I haven’t blogged for absolutely ages and hope this will be cathartic to me and maybe useful to someone else who might be reading this who is hoping the pain will improve. I am slowly seeing some glimpses of light in what has been a very difficult few weeks so feel able to write about parts of this episode.
For the last eight weeks or so I have experienced horrendous anxiety and a heightened emotional state which I probably firstly correctly linked with the 1st anniversary of the death of my Nanna. In the weeks leading up to this anniversary I was really struggling but as I often tell myself it is perfectly ok to feel emotions surrounding the loss of loved ones and that I mustn’t panic about these feelings. Many other people who are grieving, I am sure feel similarly and sometimes I need to acknowledge and take time to remember this.
However nearly 4 weeks ago I woke one morning with a very heavy black cloud of depression. I cried silently as I tried to muster enough energy to get out of bed to work and fight through the pain that this depression had so hastily engulfed me. For a few days I did my absolute best to hide this. I am always firstly overcome with a huge sense of guilt and often spend ages racking my brains for something I might of done to contribute to an episode.
At the back of my mind was a GP appointment that I had with my regular GP on the following Monday so therefore I had less than a week to get through before I could form a plan with her but sadly not even that could reassure me and it was becoming harder and harder to hide how I was feeling and the desperation just kept building. When the Monday morning came so did a phone call from the doctors surgery cancelling the appointment. I was absolutely terrified as even though I was booked in for the Thursday I wasn’t sure how to get through until then. I did though have a lifesaver in the form of a week of Accompanied Prayer which I had signed up to for that week which proved an enormous comfort and a positive focus and guide during an absolutely awful time.

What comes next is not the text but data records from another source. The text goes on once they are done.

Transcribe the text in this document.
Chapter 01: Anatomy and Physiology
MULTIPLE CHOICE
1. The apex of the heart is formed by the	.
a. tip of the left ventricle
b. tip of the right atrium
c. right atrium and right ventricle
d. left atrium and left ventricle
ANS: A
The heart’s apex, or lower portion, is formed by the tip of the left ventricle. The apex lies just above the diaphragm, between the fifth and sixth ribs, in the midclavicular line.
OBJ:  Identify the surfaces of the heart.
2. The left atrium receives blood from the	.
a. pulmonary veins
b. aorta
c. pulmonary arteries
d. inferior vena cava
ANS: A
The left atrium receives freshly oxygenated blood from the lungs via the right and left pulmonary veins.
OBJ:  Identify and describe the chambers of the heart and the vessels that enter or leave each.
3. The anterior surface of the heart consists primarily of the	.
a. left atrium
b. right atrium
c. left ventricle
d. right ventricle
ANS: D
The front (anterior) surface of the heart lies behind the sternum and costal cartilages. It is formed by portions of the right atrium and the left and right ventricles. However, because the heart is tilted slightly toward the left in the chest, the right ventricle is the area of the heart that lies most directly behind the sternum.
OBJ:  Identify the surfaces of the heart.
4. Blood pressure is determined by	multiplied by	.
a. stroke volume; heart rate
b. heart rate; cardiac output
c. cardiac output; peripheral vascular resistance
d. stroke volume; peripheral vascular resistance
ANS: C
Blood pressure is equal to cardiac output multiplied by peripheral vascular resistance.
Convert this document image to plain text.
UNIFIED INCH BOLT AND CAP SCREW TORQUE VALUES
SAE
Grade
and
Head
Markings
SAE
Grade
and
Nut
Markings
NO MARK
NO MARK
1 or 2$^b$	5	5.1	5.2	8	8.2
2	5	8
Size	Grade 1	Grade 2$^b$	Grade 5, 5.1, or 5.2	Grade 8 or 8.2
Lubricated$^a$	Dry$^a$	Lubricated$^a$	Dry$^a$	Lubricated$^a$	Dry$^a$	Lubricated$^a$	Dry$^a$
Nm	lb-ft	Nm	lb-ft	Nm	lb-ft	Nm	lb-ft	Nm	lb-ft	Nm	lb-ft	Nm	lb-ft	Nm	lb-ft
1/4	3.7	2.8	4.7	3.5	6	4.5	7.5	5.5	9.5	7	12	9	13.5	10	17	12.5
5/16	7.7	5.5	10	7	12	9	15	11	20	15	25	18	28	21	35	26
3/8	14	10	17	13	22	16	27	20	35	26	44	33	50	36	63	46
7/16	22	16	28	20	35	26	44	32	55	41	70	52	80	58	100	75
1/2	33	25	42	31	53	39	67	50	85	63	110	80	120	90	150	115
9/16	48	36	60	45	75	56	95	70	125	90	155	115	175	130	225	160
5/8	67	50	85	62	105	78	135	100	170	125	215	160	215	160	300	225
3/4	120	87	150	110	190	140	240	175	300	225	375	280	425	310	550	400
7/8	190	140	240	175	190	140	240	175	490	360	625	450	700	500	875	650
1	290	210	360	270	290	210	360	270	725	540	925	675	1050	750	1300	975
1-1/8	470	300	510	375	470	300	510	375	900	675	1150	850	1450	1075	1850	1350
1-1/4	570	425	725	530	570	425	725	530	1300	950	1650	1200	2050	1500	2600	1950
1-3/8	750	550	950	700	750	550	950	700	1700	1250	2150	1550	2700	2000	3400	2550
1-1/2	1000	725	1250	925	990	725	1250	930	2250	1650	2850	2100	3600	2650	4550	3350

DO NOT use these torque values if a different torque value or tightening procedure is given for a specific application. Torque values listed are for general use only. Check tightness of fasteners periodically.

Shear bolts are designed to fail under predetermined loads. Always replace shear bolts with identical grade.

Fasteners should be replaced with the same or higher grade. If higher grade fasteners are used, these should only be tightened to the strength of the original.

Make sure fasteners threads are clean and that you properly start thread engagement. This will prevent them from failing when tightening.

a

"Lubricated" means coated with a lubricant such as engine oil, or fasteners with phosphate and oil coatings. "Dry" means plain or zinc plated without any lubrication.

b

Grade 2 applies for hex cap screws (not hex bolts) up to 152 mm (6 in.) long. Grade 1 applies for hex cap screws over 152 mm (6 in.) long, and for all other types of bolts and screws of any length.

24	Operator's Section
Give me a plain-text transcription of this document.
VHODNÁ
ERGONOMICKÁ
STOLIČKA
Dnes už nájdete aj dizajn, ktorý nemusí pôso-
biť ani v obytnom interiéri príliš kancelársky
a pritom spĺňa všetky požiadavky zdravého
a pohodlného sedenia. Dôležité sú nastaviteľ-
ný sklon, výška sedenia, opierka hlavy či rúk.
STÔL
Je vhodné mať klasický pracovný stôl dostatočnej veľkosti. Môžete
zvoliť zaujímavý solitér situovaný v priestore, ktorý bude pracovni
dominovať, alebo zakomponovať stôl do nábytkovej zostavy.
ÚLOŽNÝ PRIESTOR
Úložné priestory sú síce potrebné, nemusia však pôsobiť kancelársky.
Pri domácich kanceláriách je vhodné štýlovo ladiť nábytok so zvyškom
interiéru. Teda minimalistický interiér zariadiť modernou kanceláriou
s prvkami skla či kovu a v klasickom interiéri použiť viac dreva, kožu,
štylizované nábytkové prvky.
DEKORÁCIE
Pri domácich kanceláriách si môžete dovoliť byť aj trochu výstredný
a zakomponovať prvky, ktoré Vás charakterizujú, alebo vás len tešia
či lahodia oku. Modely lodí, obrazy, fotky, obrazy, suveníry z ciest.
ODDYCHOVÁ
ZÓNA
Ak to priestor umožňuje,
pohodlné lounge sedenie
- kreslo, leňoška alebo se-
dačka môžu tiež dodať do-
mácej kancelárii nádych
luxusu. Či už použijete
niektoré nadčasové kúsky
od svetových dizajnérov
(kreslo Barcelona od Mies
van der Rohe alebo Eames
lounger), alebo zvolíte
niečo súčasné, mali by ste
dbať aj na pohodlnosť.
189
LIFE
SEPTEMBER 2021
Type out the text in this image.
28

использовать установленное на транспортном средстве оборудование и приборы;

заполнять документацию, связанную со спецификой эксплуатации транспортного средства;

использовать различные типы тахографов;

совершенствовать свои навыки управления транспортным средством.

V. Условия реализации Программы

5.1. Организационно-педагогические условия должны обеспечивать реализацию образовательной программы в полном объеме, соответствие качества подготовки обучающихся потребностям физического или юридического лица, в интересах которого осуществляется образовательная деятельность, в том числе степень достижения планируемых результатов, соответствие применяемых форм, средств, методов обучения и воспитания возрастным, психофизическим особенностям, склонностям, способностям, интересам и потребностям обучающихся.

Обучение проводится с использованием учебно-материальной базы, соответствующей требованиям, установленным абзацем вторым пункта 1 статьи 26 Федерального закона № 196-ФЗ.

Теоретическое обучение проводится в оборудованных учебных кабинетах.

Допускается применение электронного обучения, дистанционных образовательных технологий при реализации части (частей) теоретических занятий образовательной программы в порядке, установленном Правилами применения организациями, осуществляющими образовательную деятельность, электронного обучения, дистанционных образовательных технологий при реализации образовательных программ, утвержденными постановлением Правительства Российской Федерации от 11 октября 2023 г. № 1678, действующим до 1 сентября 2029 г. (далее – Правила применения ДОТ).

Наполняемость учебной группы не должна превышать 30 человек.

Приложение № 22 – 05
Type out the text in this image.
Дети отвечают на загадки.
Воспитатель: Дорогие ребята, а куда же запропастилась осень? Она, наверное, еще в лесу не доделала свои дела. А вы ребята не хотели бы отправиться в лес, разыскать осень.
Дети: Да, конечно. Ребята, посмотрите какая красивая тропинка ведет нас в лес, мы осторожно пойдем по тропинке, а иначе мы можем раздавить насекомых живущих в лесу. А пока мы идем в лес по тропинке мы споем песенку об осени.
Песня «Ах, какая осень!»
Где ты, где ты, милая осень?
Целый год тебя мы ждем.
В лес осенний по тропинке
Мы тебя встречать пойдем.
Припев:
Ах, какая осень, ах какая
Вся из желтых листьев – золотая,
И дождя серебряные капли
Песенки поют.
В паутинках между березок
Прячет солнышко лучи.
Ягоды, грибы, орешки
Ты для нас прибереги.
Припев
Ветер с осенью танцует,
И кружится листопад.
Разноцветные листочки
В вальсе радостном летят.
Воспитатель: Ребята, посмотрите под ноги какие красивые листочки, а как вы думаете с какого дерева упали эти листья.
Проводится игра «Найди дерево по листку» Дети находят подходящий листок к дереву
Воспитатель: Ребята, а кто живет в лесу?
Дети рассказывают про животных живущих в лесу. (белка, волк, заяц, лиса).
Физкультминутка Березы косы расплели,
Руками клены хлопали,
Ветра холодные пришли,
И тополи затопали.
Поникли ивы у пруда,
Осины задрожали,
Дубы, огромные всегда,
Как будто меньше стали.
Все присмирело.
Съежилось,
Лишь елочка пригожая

By the Wednesday of that week I went from needing a doctors appointment to dreading it as my thoughts were becoming more and more horrendous, I was experiencing mild psychosis and I just wanted to run from the feelings but sadly my head always came with me!
I did make my doctors appointment the following day with the support of a friend and she signed me off work for the following week and also prescribed extra medication to help with some of my symptoms. She also urgently referred me to the community mental health team. I am always very reluctant for this as since discharge from the team have always struggled with the uncertainty of having to get back into a health system again and also after many very difficult and unsuitable experiences in accident and emergency this was also not an option.
People often ask me why this is but when you are asked to stand fairly alone without the medical support that might help someone with a long term mental health problem, it would be a risk to put myself in a situation where based on previous experiences could actually make me worse. At that point I thought I had hit rock bottom so therefore turning up at the hospital (which I am sure many people would agree isn’t the right place for a mental health crisis) I would be putting myself at risk. I often wrestle with this as professionals get exasperated with me regarding it but in my view they can’t have it both ways – they can’t want me to take more responsibility for my care but then criticise my decision to keep myself safe.
Since the doctors appointment it hasn’t been a straight road to feeling better. At times I have been even worse and during my time off work we remembered my Nanna a year on which was hugely painful but something I needed to do in my own way and not try and forget it happened. Yesterday I also received a telephone appointment with the mental health team which whilst supportive was sadly two weeks too late and therefore existing more as an additional anxiety rather than something which could contribute towards me feeling better.
So as this blog title suggests I often am asked whether there was a trigger to this episode and yes the anniversary of my Nanna certainly contributed to this, as did the mounting anxiety but the depression was a bolt out of the blue and I suppose this is part of the illness which might be hard for people to understand but as people often say to me, it is harder for me living with it! The other difficult part of this episode is that whilst there was no other obvious triggers it has been like every difficult, challenging and upsetting part of my life’s events has come back to haunt me during this time and manifest itself in flashbacks, bad dreams and anxiety amongst other things which has also been exceptionally difficult especially when you think you have laid that particular ghost to rest.
So now 4 weeks on from the initial depression I am starting to see glimmers of light and I am beginning to hope that things are improving. I am always hugely grateful to those that stand by me, support me, love me and do those small simple things which may seem that way to them but are massive for me. Depression for me in a bipolar episode is a very lonely place and these small but important contacts literally save me. Thank you all.